As more projects emerged, national-level interest in the technology is enhanced. Last year, the national energy regulator kicked off work on drafting industry standards for the hydrogen industry, which include standards for LH2 storage. Three key LH2 standards have been completed and released in May this year. 

We expect that more cities n China will join the footsteps of the pioneers. Cities with major renewable power-to-gas and chemical byproduct hydrogen production potential would be interested in LH2 investment. 

Technology Access the Key Bottleneck for LH2 

The lack of technology remains a key stumbling block for China to deploy liquid hydrogen storage and transpiration solution on a large scale. The lack of access to technology leads to a much higher cost of LH2 transportation in China. 

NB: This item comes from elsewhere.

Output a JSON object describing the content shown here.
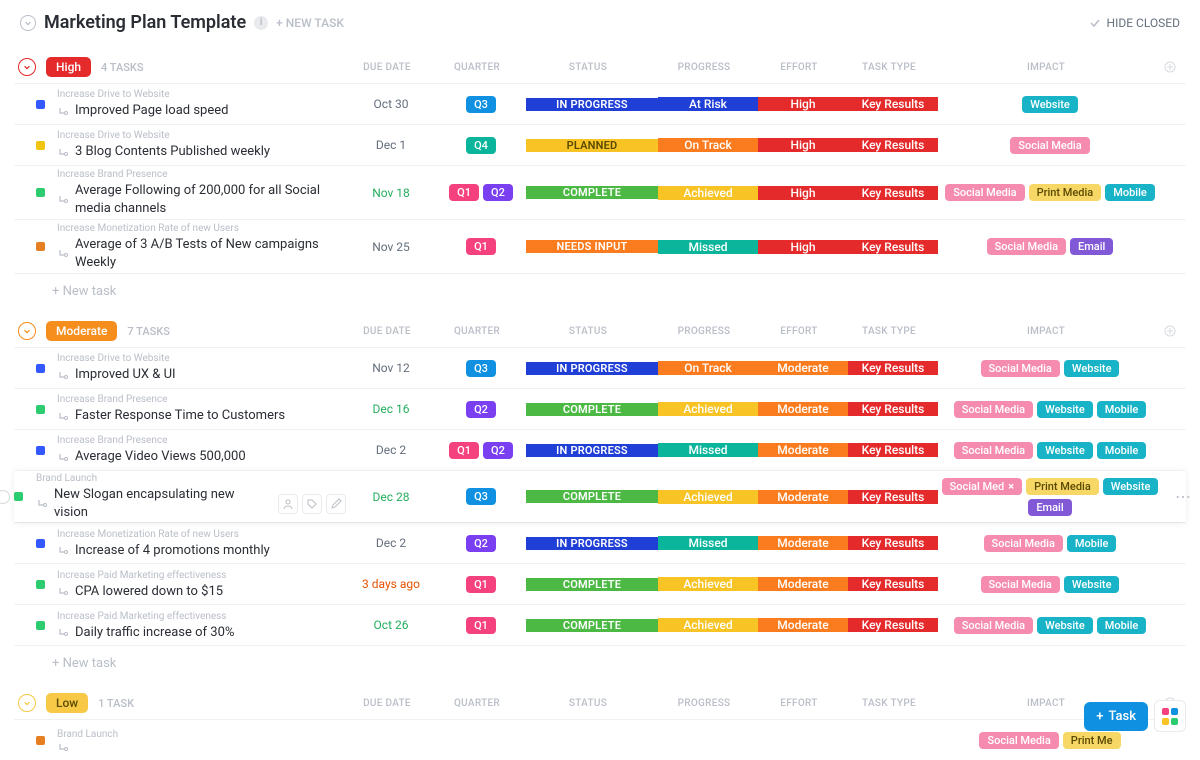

The country will be looking for breakthroughs in the following areas in the next 5-10 years: 

  • material selection on cryogenic condition  
  • helium turbo expander  
  • catalysis for ortho-para hydrogen conversion
  • new materials R&Ds for LH2 tanks 

It seems too early to conclude whether liquid hydrogen will become the main hydrogen transpiration solution in China, against a backdrop of rising emphasis on alternative technology like ammonia, LOHC, and metallic hydrogen storage.

Nevertheless, current market and policy signals suggest that, following the green hydrogen production investment hype, a new emphasis will be and should be on LH2 and other transportation sectors.